I can see it outputting a signal, but need to make an amplifier circuit to hear it.
Im waiting for an LM386 that I just ordered.

Today I found this schematic on 6502.org and it's exactly how im controlling my AY
http://kaput.homeunix.org/~thrashbarg/ay-3-8912.png

Looking at this AY-3-8910 datasheet there is an example of hooking it up with a 6800 using a VIA the same way:
http://dev-docs.atariforge.org/files/AY ... b-1979.pdf

I guess using the VIA to control the AY-3-8910 is the way to go right?
Thanks!

[Aslak3]

I have used regular PC speakers with an AY with good results, if you just want to see erm hear it working with a minimum of work.

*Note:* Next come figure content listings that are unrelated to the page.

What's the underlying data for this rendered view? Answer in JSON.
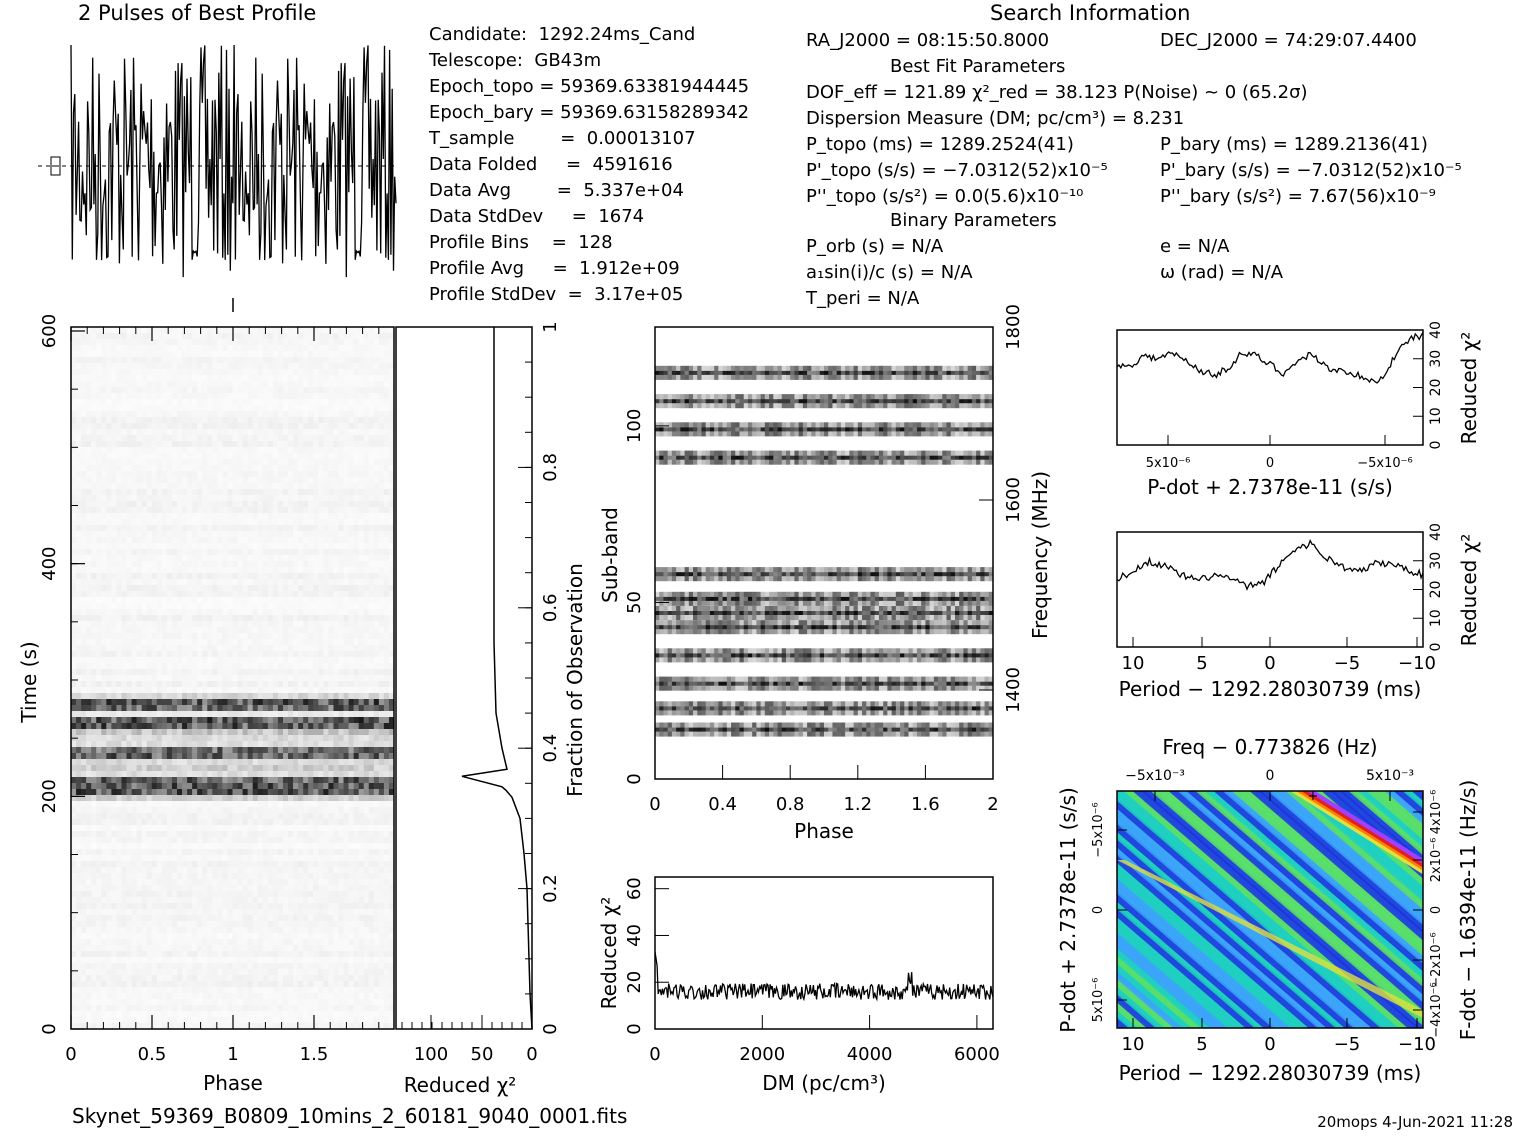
{
  "header": {
    "profile_title": "2 Pulses of Best Profile",
    "search_title": "Search Information",
    "best_fit_title": "Best Fit Parameters",
    "binary_title": "Binary Parameters"
  },
  "info_left": [
    "Candidate:  1292.24ms_Cand",
    "Telescope:  GB43m",
    "Epoch_topo = 59369.63381944445",
    "Epoch_bary = 59369.63158289342",
    "T_sample        =  0.00013107",
    "Data Folded     =  4591616",
    "Data Avg        =  5.337e+04",
    "Data StdDev     =  1674",
    "Profile Bins    =  128",
    "Profile Avg     =  1.912e+09",
    "Profile StdDev  =  3.17e+05"
  ],
  "info_mid": [
    "RA_J2000 = 08:15:50.8000",
    "DOF_eff = 121.89  χ²_red = 38.123  P(Noise) ~ 0   (65.2σ)",
    "Dispersion Measure (DM; pc/cm³) = 8.231",
    "P_topo (ms) =  1289.2524(41)",
    "P'_topo (s/s) = −7.0312(52)x10⁻⁵",
    "P''_topo (s/s²) = 0.0(5.6)x10⁻¹⁰",
    "P_orb (s) = N/A",
    "a₁sin(i)/c (s) = N/A",
    "T_peri = N/A"
  ],
  "info_right": [
    "DEC_J2000 = 74:29:07.4400",
    "P_bary (ms) =  1289.2136(41)",
    "P'_bary (s/s) = −7.0312(52)x10⁻⁵",
    "P''_bary (s/s²) =  7.67(56)x10⁻⁹",
    "e = N/A",
    "ω (rad) = N/A"
  ],
  "footer": {
    "filename": "Skynet_59369_B0809_10mins_2_60181_9040_0001.fits",
    "stamp": "20mops  4-Jun-2021 11:28"
  },
  "chart_data": [
    {
      "id": "profile",
      "type": "line",
      "title": "2 Pulses of Best Profile",
      "xlim": [
        0,
        2
      ],
      "points": 256,
      "description_values": "noise-like profile, two cycles"
    },
    {
      "id": "time-phase",
      "type": "heatmap",
      "xlabel": "Phase",
      "ylabel": "Time (s)",
      "xlim": [
        0,
        2
      ],
      "ylim": [
        0,
        600
      ],
      "x_ticks": [
        "0",
        "0.5",
        "1",
        "1.5"
      ],
      "y_ticks": [
        "0",
        "200",
        "400",
        "600"
      ],
      "bright_rows_s": [
        205,
        215,
        238,
        262,
        278
      ]
    },
    {
      "id": "reduced-chi2-vs-time",
      "type": "line",
      "xlabel": "Reduced χ²",
      "ylabel": "Fraction of Observation",
      "x_ticks": [
        "100",
        "50",
        "0"
      ],
      "y_ticks": [
        "0",
        "0.2",
        "0.4",
        "0.6",
        "0.8",
        "1"
      ],
      "x": [
        0,
        2,
        3,
        4,
        5,
        8,
        12,
        20,
        26,
        30,
        70,
        25,
        30,
        36,
        38,
        38,
        38
      ],
      "y": [
        0,
        0.05,
        0.1,
        0.15,
        0.2,
        0.25,
        0.3,
        0.33,
        0.34,
        0.345,
        0.36,
        0.37,
        0.4,
        0.45,
        0.55,
        0.8,
        1.0
      ]
    },
    {
      "id": "subband-phase",
      "type": "heatmap",
      "xlabel": "Phase",
      "ylabel": "Sub-band",
      "y2label": "Frequency (MHz)",
      "xlim": [
        0,
        2
      ],
      "ylim": [
        0,
        128
      ],
      "x_ticks": [
        "0",
        "0.4",
        "0.8",
        "1.2",
        "1.6",
        "2"
      ],
      "y_ticks": [
        "0",
        "50",
        "100"
      ],
      "y2_ticks": [
        "1400",
        "1600",
        "1800"
      ],
      "bands": [
        14,
        20,
        27,
        35,
        43,
        47,
        51,
        58,
        91,
        99,
        107,
        115
      ]
    },
    {
      "id": "dm-curve",
      "type": "line",
      "xlabel": "DM (pc/cm³)",
      "ylabel": "Reduced χ²",
      "xlim": [
        0,
        6300
      ],
      "ylim": [
        0,
        65
      ],
      "x_ticks": [
        "0",
        "2000",
        "4000",
        "6000"
      ],
      "y_ticks": [
        "0",
        "20",
        "40",
        "60"
      ],
      "baseline": 16
    },
    {
      "id": "pdot-curve",
      "type": "line",
      "xlabel": "P-dot + 2.7378e-11 (s/s)",
      "ylabel": "Reduced χ²",
      "ylim": [
        0,
        40
      ],
      "x_ticks": [
        "5x10⁻⁶",
        "0",
        "−5x10⁻⁶"
      ],
      "y_ticks": [
        "0",
        "10",
        "20",
        "30",
        "40"
      ],
      "values": [
        27,
        28,
        31,
        30,
        32,
        29,
        26,
        24,
        27,
        32,
        31,
        28,
        25,
        29,
        32,
        27,
        26,
        25,
        22,
        23,
        31,
        37,
        38
      ]
    },
    {
      "id": "period-curve",
      "type": "line",
      "xlabel": "Period − 1292.28030739 (ms)",
      "ylabel": "Reduced χ²",
      "ylim": [
        0,
        40
      ],
      "x_ticks": [
        "10",
        "5",
        "0",
        "−5",
        "−10"
      ],
      "y_ticks": [
        "0",
        "10",
        "20",
        "30",
        "40"
      ],
      "values": [
        24,
        26,
        30,
        28,
        25,
        23,
        25,
        24,
        21,
        22,
        28,
        34,
        36,
        31,
        28,
        26,
        29,
        29,
        27,
        25
      ]
    },
    {
      "id": "p-pdot-plane",
      "type": "heatmap",
      "title": "Freq − 0.773826 (Hz)",
      "xlabel": "Period − 1292.28030739 (ms)",
      "ylabel": "P-dot + 2.7378e-11 (s/s)",
      "y2label": "F-dot − 1.6394e-11 (Hz/s)",
      "x_ticks": [
        "10",
        "5",
        "0",
        "−5",
        "−10"
      ],
      "x2_ticks": [
        "−5x10⁻³",
        "0",
        "5x10⁻³"
      ],
      "y_ticks": [
        "5x10⁻⁶",
        "0",
        "−5x10⁻⁶"
      ],
      "y2_ticks": [
        "−4x10⁻⁶",
        "−2x10⁻⁶",
        "0",
        "2x10⁻⁶",
        "4x10⁻⁶"
      ],
      "colors": [
        "#2030e0",
        "#40a0ff",
        "#20d0c0",
        "#60e060",
        "#e0e040",
        "#ff8000",
        "#e02020",
        "#a040ff"
      ]
    }
  ]
}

I cover the AY in one of my blog posts:

http://aslak3.blogspot.co.uk/2013/11/so ... om-cf.html

It's using a 6809 but the CPU busses are rather similar. Basically you can attach the AY directly to the CPU bus you just need some extra, slightly weird, glue. It also makes addressing the part interesting from the code. It's certainly preferrable to using a VIA though.

[beholder]

Hi Aslak3.

Wow! It worked
I can finally hear the notes!
Thanks, did not know I could just connect to the speakers.
I was about to make an amp circuit.

Will look into having it connected to the cpu instead of the VIA
Thanks

[beholder]

Here's my latest video update on my 6502 project:
https://www.youtube.com/watch?v=vSBBjI9mMW0

Got the AY-3-8910 working !
You can hear the notes

Next goals:

- program my EEPROM
- have the sound chip play a song
- have VIA read inputs

Thank you all for the feedback and help. Wouldn't be this far without it!
Cheers